Isoliensinine ameliorates cognitive dysfunction in AlCl3/D-gal-induced Alzheimer's disease-like mice by inhibiting the calcium signaling pathway

Abstract

Ethnopharmacological relevance: The embryos of lotus (Nelumbo nucifera Gaertn.) is a famous traditional Chinese medicine used to treat insomnia, memory decline, and dementia for a long time. However, the underlying material basis and mechanisms of this medicine are still unclear. Isoliensinine (IL) is a major alkaloid derived from lotus embryos. Our previous research has demonstrated that IL can exert strong anti-inflammatory and neuroprotective effects in vitro.

Aim of the study: To reveal the underlying therapeutic effect and mechanism of IL on Alzheimer's disease (AD)-like mice induced by AlCl₃ and D-galactose (D-gal) in vivo.

Materials and methods: The AD-like mice were modeled by intragastric injection (i.g.) of AlCl₃ (20 mg/kg/day) and intraperitoneal injection (i.p.) of D-gal (120 mg/kg/day) for 8 weeks. Starting from the third week, AD-like mice were treated with IL (1, 3, or 10 mg/kg/day; i.p.) for 6 weeks. Cognitive impairment in AD-like mice was evaluated through some behavioral experiments including nest building, open field, novel object recognition, Y maze, and Morris water maze tests. The cortex and hippocampus (DG, CA1, and CA3) regions were analyzed as follows: Neuronal pathological changes and neurofibrillary tangles (NFTs) formation were observed by hematoxylin-eosin (HE) and silver staining, respectively; The production of Aβ plaques and the activation of microglia and astrocytes were detected by immunohistochemistry; The levels of Ca²⁺ levels were determined by the ortho-cresolphtalein complexone method. The levels of inflammatory cytokines (TNF-α, IL-6, and IL-1β) were analyzed using the ELISA kits. The expression of CaM, p-CaMKII, Calpain, CDK5, p35/p25, p-Tau, ADAM10, BACE1, PSEN1, APP, Aβ_1-42, p-IκBα, and IκBα were evaluated by western blotting.

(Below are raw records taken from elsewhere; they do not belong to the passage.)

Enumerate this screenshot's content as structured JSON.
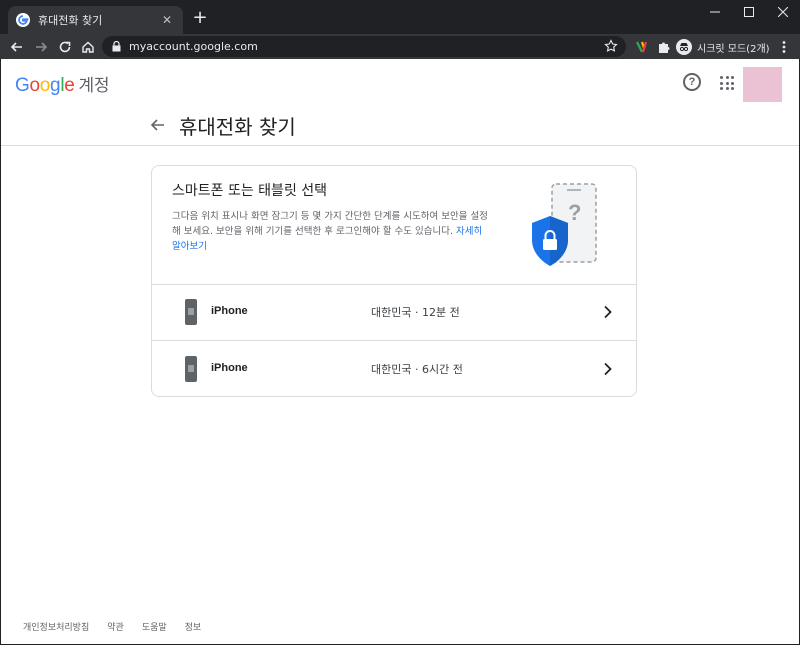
{
  "browser": {
    "tab_title": "휴대전화 찾기",
    "tab_close": "✕",
    "new_tab": "+",
    "url": "myaccount.google.com",
    "incognito_label": "시크릿 모드(2개)"
  },
  "header": {
    "logo_letters": [
      "G",
      "o",
      "o",
      "g",
      "l",
      "e"
    ],
    "logo_colors": [
      "#4285f4",
      "#ea4335",
      "#fbbc05",
      "#4285f4",
      "#34a853",
      "#ea4335"
    ],
    "account_label": "계정",
    "help_glyph": "?"
  },
  "page": {
    "title": "휴대전화 찾기"
  },
  "card": {
    "heading": "스마트폰 또는 태블릿 선택",
    "description": "그다음 위치 표시나 화면 잠그기 등 몇 가지 간단한 단계를 시도하여 보안을 설정해 보세요. 보안을 위해 기기를 선택한 후 로그인해야 할 수도 있습니다.",
    "learn_more": "자세히 알아보기"
  },
  "devices": [
    {
      "name": "iPhone",
      "info": "대한민국 · 12분 전"
    },
    {
      "name": "iPhone",
      "info": "대한민국 · 6시간 전"
    }
  ],
  "footer": {
    "links": [
      "개인정보처리방침",
      "약관",
      "도움말",
      "정보"
    ]
  },
  "colors": {
    "accent": "#1a73e8",
    "shield": "#1a73e8",
    "profile": "#ebc2d3"
  }
}
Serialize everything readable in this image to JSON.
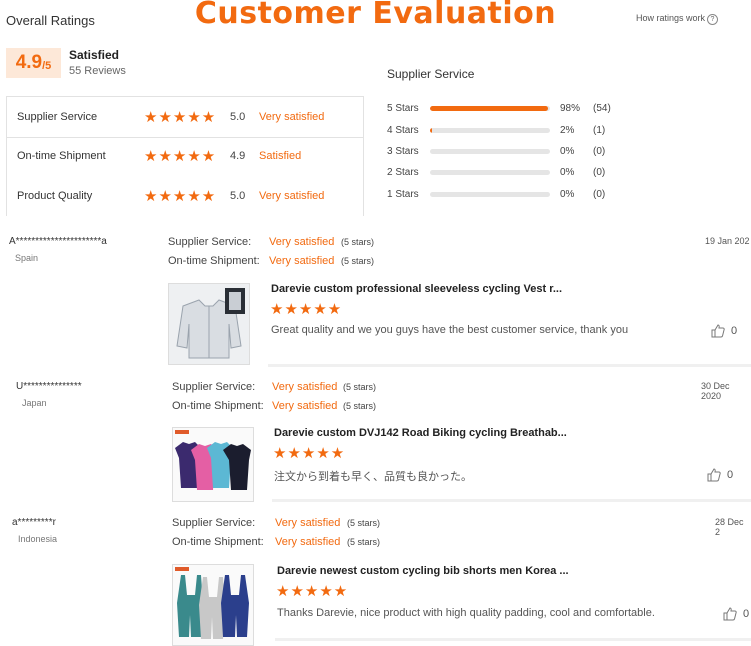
{
  "banner": "Customer Evaluation",
  "overall": {
    "title": "Overall Ratings",
    "how_link": "How ratings work",
    "score": "4.9",
    "score_max": "/5",
    "status": "Satisfied",
    "reviews": "55 Reviews"
  },
  "ratings": [
    {
      "label": "Supplier Service",
      "stars": "★★★★★",
      "score": "5.0",
      "desc": "Very satisfied"
    },
    {
      "label": "On-time Shipment",
      "stars": "★★★★★",
      "score": "4.9",
      "desc": "Satisfied"
    },
    {
      "label": "Product Quality",
      "stars": "★★★★★",
      "score": "5.0",
      "desc": "Very satisfied"
    }
  ],
  "distribution": {
    "title": "Supplier Service",
    "rows": [
      {
        "label": "5 Stars",
        "fraction": 0.98,
        "pct": "98%",
        "count": "(54)"
      },
      {
        "label": "4 Stars",
        "fraction": 0.02,
        "pct": "2%",
        "count": "(1)"
      },
      {
        "label": "3 Stars",
        "fraction": 0,
        "pct": "0%",
        "count": "(0)"
      },
      {
        "label": "2 Stars",
        "fraction": 0,
        "pct": "0%",
        "count": "(0)"
      },
      {
        "label": "1 Stars",
        "fraction": 0,
        "pct": "0%",
        "count": "(0)"
      }
    ]
  },
  "reviews": [
    {
      "name": "A**********************a",
      "country": "Spain",
      "date": "19 Jan 202",
      "supplier_label": "Supplier Service:",
      "supplier_value": "Very satisfied",
      "supplier_stars": "(5 stars)",
      "shipment_label": "On-time Shipment:",
      "shipment_value": "Very satisfied",
      "shipment_stars": "(5 stars)",
      "product_title": "Darevie custom professional sleeveless cycling Vest r...",
      "stars": "★★★★★",
      "text": "Great quality and we you guys have the best customer service, thank you",
      "likes": "0"
    },
    {
      "name": "U***************",
      "country": "Japan",
      "date": "30 Dec 2020",
      "supplier_label": "Supplier Service:",
      "supplier_value": "Very satisfied",
      "supplier_stars": "(5 stars)",
      "shipment_label": "On-time Shipment:",
      "shipment_value": "Very satisfied",
      "shipment_stars": "(5 stars)",
      "product_title": "Darevie custom DVJ142 Road Biking cycling Breathab...",
      "stars": "★★★★★",
      "text": "注文から到着も早く、品質も良かった。",
      "likes": "0"
    },
    {
      "name": "a*********r",
      "country": "Indonesia",
      "date": "28 Dec 2",
      "supplier_label": "Supplier Service:",
      "supplier_value": "Very satisfied",
      "supplier_stars": "(5 stars)",
      "shipment_label": "On-time Shipment:",
      "shipment_value": "Very satisfied",
      "shipment_stars": "(5 stars)",
      "product_title": "Darevie newest custom cycling bib shorts men Korea ...",
      "stars": "★★★★★",
      "text": "Thanks Darevie, nice product with high quality padding, cool and comfortable.",
      "likes": "0"
    }
  ],
  "colors": {
    "accent": "#f26a10",
    "accent_light": "#fde8d8",
    "bar_bg": "#e5e5e5"
  }
}
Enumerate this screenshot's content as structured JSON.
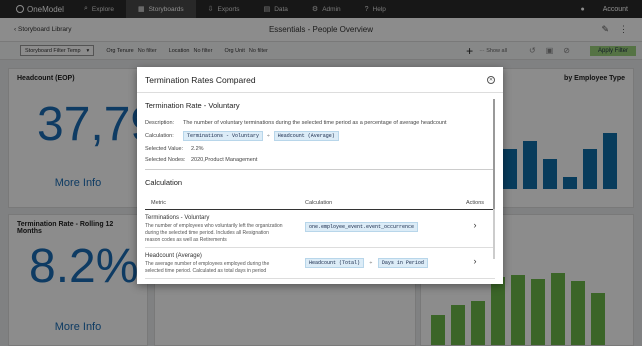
{
  "app": {
    "logo": "OneModel"
  },
  "nav": {
    "items": [
      "Explore",
      "Storyboards",
      "Exports",
      "Data",
      "Admin",
      "Help"
    ],
    "active": "Storyboards"
  },
  "topright": {
    "account": "Account"
  },
  "header": {
    "back": "Storyboard Library",
    "title": "Essentials - People Overview"
  },
  "filters": {
    "storyboard_filter": "Storyboard Filter Temp",
    "org_tenure_label": "Org Tenure",
    "org_tenure_value": "No filter",
    "location_label": "Location",
    "location_value": "No filter",
    "org_unit_label": "Org Unit",
    "org_unit_value": "No filter",
    "show_all": "Show all",
    "apply": "Apply Filter"
  },
  "cards": {
    "headcount_title": "Headcount (EOP)",
    "headcount_value": "37,79",
    "more_info": "More Info",
    "term_title": "Termination Rate - Rolling 12 Months",
    "term_value": "8.2%",
    "right_title": "by Employee Type"
  },
  "modal": {
    "title": "Termination Rates Compared",
    "section1": "Termination Rate - Voluntary",
    "description_label": "Description:",
    "description": "The number of voluntary terminations during the selected time period as a percentage of average headcount",
    "calculation_label": "Calculation:",
    "calc_chip1": "Terminations - Voluntary",
    "calc_op": "÷",
    "calc_chip2": "Headcount (Average)",
    "selected_value_label": "Selected Value:",
    "selected_value": "2.2%",
    "selected_nodes_label": "Selected Nodes:",
    "selected_nodes": "2020,Product Management",
    "section2": "Calculation",
    "col_metric": "Metric",
    "col_calc": "Calculation",
    "col_actions": "Actions",
    "rows": [
      {
        "name": "Terminations - Voluntary",
        "desc": "The number of employees who voluntarily left the organization during the selected time period. Includes all Resignation reason codes as well as Retirements",
        "chip1": "one.employee_event.event_occurrence",
        "op": "",
        "chip2": ""
      },
      {
        "name": "Headcount (Average)",
        "desc": "The average number of employees employed during the selected time period. Calculated as total days in period",
        "chip1": "Headcount (Total)",
        "op": "÷",
        "chip2": "Days in Period"
      }
    ]
  }
}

Results: IL (1, 3, and 10 mg/kg) treatment effectively ameliorated cognitive impairment in AD-like model mice. IL inhibited the decrease of brain index and body weight in AD-like mice and alleviated neuronal damage in the cortex and hippocampus (DG, CA1, and CA3). IL decreased the levels of Ca²⁺ and reduce high expression of CaM and Calpain in the cortex and hippocampus of AD-like mice. IL treatment did not affect the expression of CDK5 but inhibited the expression of p-CaMKII and p25/p35, and reduced Tau phosphorylation and NFTs formation. IL also down-regulated the high expression of Aβ_1-42 and APP and regulated the expression of APP-cleavage secretase (reducing the expression of BACE1 and PSEN1, while increasing the expression of ADAM10), thereby inhibited the production of Aβ plaques in AD-like mouse brain. Moreover, IL inhibited the phosphorylation and degradation of IκBα, as well as the production of inflammatory cytokines (TNF-α, IL-6, and IL-1β), and prevented the activation of microglia and astrocytes in AD-like mice.

Conclusions: IL has a significant therapeutic effect on pathological alterations and cognitive impairment in AlCl₃ and D-gal-induced AD-like mice, indicating that IL may have the potential to treat AD. The anti-AD activity of IL may be associated with its regulation of the Ca²⁺ homeostasis and downstream signaling molecules such as CaM and Calpain.

Keywords: AlCl(3); Alzheimer’s disease; Calcium signaling pathway; D-gal; Isoliensinine.